Re: [Patch] ALTER SYSTEM READ ONLY

From: Robert Haas <robertmhaas(at)gmail(dot)com>
To: Amul Sul <sulamul(at)gmail(dot)com>
Cc: Jaime Casanova <jcasanov(at)systemguards(dot)com(dot)ec>, Rushabh Lathia <rushabh(dot)lathia(at)gmail(dot)com>, Dilip Kumar <dilipbalaut(at)gmail(dot)com>, Andres Freund <andres(at)anarazel(dot)de>, Bharath Rupireddy <bharath(dot)rupireddyforpostgres(at)gmail(dot)com>, Ibrar Ahmed <ibrar(dot)ahmad(at)gmail(dot)com>, PostgreSQL-development <pgsql-hackers(at)postgresql(dot)org>, Prabhat Sahu <prabhat(dot)sahu(at)enterprisedb(dot)com>
Subject: Re: [Patch] ALTER SYSTEM READ ONLY
Date: 2021-10-14 17:40:12
Message-ID: CA+TgmobppXiL598ytRivAX6-MoRxDxNV4np1h+ybbJdxf2uxgw@mail.gmail.com
Views: Raw Message | Whole Thread | Download mbox | Resend email
Thread:
Lists: pgsql-hackers

On Tue, Oct 12, 2021 at 8:18 AM Amul Sul <sulamul(at)gmail(dot)com> wrote:
> In the attached version I have fixed this issue by restoring missingContrecPtr.
>
> To handle abortedRecPtr and missingContrecPtr newly added global
> variables thought the commit # ff9f111bce24, we don't need to store
> them in the shared memory separately, instead, we need a flag that
> indicates a broken record found previously, at the end of recovery, so
> that we can overwrite contrecord.
>
> The missingContrecPtr is assigned to the EndOfLog, and we have handled
> EndOfLog previously in the 0004 patch, and the abortedRecPtr is the
> same as the lastReplayedEndRecPtr, AFAICS. I have added an assert to
> ensure that the lastReplayedEndRecPtr value is the same as the
> abortedRecPtr, but I think that is not needed, we can go ahead and
> write an overwrite-contrecord starting at lastReplayedEndRecPtr.
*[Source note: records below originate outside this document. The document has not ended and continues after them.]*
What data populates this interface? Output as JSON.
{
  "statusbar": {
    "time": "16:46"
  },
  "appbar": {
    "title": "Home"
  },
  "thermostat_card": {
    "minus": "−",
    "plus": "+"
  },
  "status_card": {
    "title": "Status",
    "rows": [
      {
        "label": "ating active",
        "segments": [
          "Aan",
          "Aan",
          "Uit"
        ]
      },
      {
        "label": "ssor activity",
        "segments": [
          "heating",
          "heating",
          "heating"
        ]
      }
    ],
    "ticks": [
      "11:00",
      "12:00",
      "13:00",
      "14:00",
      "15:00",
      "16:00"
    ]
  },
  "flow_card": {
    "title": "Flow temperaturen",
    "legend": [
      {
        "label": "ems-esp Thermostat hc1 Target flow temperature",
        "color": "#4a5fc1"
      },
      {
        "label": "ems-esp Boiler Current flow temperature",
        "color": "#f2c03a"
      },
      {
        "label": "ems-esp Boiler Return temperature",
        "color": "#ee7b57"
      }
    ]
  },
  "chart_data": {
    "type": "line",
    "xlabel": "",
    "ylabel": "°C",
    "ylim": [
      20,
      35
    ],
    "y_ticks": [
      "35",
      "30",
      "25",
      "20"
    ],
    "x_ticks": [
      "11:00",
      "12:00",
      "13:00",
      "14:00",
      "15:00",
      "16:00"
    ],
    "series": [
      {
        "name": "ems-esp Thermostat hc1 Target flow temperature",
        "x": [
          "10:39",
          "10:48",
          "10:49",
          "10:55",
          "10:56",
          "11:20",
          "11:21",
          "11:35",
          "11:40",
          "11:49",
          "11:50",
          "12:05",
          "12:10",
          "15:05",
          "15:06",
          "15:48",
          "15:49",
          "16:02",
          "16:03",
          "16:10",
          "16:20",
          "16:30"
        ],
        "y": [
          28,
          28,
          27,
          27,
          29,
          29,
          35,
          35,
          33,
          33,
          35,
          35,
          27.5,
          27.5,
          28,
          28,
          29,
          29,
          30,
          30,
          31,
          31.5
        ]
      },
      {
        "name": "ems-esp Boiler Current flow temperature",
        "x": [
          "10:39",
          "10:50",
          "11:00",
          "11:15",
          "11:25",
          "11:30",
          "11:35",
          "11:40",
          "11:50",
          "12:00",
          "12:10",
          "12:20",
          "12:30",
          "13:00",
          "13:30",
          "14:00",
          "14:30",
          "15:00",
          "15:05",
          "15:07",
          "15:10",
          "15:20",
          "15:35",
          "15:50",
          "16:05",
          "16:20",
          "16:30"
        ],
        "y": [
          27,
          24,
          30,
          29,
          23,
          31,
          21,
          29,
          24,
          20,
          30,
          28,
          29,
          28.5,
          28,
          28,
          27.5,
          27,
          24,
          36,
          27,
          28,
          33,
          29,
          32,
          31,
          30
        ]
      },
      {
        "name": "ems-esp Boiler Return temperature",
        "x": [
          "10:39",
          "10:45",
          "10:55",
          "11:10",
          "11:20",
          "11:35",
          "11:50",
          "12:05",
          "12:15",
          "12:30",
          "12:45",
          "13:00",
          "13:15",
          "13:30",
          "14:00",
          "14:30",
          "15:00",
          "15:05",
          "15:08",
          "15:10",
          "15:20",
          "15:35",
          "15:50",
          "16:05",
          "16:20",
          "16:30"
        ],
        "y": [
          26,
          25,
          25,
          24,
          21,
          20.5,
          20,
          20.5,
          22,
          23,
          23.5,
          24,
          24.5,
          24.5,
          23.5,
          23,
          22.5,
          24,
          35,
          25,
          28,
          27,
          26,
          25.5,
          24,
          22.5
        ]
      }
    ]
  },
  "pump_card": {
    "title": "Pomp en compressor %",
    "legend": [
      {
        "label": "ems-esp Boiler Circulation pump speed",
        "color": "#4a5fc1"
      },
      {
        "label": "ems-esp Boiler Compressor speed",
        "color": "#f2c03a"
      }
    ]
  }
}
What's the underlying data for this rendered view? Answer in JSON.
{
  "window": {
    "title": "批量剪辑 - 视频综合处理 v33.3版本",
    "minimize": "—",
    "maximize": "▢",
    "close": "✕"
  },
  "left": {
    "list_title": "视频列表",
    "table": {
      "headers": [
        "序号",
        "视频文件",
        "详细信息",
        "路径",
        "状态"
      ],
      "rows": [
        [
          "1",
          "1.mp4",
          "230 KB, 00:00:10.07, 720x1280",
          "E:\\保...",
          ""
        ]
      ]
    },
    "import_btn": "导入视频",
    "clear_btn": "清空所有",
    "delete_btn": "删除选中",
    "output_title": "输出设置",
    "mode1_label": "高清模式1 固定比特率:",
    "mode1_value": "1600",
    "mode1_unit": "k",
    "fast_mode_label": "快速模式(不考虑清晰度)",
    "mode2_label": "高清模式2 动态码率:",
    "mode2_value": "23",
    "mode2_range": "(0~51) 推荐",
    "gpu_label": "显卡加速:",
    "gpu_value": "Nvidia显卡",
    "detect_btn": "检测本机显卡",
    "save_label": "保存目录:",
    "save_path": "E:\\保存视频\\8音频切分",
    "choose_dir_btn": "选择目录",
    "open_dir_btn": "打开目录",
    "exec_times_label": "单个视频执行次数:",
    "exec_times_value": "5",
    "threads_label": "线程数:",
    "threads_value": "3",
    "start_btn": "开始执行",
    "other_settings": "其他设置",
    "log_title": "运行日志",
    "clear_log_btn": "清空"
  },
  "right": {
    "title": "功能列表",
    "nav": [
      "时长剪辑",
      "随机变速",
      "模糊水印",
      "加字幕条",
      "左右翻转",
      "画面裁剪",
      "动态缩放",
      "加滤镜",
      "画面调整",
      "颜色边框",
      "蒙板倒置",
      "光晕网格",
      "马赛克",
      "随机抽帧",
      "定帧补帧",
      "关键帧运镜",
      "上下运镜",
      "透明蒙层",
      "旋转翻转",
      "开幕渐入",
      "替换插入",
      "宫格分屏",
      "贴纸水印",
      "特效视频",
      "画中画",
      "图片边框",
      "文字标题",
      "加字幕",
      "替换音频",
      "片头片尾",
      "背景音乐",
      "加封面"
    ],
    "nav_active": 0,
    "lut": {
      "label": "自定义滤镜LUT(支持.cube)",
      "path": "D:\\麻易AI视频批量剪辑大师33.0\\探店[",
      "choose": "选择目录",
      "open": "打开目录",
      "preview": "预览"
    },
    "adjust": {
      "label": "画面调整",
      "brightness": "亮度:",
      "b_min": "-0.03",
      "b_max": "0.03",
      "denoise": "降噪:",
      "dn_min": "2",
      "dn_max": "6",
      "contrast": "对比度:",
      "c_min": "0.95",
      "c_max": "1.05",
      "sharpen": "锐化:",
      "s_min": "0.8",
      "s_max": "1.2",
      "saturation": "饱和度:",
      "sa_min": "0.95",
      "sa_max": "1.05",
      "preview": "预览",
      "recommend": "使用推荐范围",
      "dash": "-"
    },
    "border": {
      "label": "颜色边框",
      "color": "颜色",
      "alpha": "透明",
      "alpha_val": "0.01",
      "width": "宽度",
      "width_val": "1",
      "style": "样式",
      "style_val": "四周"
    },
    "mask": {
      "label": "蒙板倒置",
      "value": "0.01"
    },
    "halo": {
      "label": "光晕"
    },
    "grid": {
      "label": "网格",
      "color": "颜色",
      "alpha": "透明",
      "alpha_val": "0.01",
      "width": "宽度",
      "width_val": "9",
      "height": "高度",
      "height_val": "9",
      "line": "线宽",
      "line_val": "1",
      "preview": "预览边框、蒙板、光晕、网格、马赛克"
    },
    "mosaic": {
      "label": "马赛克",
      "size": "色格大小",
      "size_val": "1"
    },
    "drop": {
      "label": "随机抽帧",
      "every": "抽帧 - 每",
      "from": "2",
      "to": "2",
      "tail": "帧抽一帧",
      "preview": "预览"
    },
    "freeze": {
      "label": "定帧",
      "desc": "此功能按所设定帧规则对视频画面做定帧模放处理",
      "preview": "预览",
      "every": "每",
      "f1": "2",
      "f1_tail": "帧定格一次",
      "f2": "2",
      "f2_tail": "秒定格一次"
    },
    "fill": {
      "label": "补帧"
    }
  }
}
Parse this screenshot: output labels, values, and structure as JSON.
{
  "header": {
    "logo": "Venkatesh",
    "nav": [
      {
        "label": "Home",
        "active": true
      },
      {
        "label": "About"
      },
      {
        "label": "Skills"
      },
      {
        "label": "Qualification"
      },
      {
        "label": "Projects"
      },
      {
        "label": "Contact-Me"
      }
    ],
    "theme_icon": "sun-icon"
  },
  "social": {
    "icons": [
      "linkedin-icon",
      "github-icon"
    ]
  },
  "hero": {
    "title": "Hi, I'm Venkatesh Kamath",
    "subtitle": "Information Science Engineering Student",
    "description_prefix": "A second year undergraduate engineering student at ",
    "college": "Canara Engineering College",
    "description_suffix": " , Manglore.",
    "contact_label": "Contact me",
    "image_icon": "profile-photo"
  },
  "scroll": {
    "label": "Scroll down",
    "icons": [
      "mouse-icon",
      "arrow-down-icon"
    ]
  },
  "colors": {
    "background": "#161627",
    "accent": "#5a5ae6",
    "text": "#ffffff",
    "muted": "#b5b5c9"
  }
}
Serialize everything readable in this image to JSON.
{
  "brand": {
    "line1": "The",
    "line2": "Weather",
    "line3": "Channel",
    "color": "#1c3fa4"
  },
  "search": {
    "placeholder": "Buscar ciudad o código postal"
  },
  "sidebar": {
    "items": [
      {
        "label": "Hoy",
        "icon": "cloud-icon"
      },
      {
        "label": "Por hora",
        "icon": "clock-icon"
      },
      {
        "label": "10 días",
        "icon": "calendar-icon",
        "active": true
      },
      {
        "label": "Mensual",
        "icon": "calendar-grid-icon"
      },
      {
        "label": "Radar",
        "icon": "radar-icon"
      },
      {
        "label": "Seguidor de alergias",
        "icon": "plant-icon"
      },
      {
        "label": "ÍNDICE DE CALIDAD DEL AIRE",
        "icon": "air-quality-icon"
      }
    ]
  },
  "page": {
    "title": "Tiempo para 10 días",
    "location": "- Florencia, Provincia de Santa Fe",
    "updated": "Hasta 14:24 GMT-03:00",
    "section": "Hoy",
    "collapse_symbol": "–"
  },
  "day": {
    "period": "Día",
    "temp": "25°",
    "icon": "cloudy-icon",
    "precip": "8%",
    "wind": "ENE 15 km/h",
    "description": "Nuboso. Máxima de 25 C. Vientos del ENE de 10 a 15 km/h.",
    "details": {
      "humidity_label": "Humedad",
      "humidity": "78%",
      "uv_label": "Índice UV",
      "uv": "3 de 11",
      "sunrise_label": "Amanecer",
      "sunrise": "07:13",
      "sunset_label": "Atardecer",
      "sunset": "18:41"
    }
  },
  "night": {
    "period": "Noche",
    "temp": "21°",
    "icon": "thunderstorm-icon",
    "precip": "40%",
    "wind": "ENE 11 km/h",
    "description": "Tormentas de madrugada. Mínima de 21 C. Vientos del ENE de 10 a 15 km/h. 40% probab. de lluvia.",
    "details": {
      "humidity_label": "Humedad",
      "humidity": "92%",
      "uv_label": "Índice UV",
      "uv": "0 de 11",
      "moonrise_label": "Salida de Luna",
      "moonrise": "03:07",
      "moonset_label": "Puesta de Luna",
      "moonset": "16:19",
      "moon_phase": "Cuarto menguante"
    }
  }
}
I thought that it made sense to commit 0001 and 0002 at this point, so
I have done that. I think that the treatment of missingContrecPtr and
abortedRecPtr may need more thought yet, so at least for that reason I
don't think it's a good idea to proceed with 0004 yet. 0003 is just
code movement so I guess that can be committed whenever we're
confident that we know exactly which things we want to end up inside
XLogAcceptWrites().

I do have a few ideas after studying this a bit more:

- I wonder whether, in addition to moving a few things later as 0002
did, we also ought to think about moving one thing earlier,
specifically XLogReportParameters(). Right now, we have, I believe,
four things that write WAL at the end of recovery:
CreateOverwriteContrecordRecord(), UpdateFullPageWrites(),
PerformRecoveryXLogAction(), and XLogReportParameters(). As the code
is structured now, we do the first three of those things, and then do
a bunch of other stuff inside CleanupAfterArchiveRecovery() like
running recovery_end_command, and removing non-parent xlog files, and
archiving the partial segment, and then come back and do the fourth
one. Is there any good reason for that? If not, I think doing them all
together would be cleaner, and would propose to reverse the order of
CleanupAfterArchiveRecovery() and XLogReportParameters().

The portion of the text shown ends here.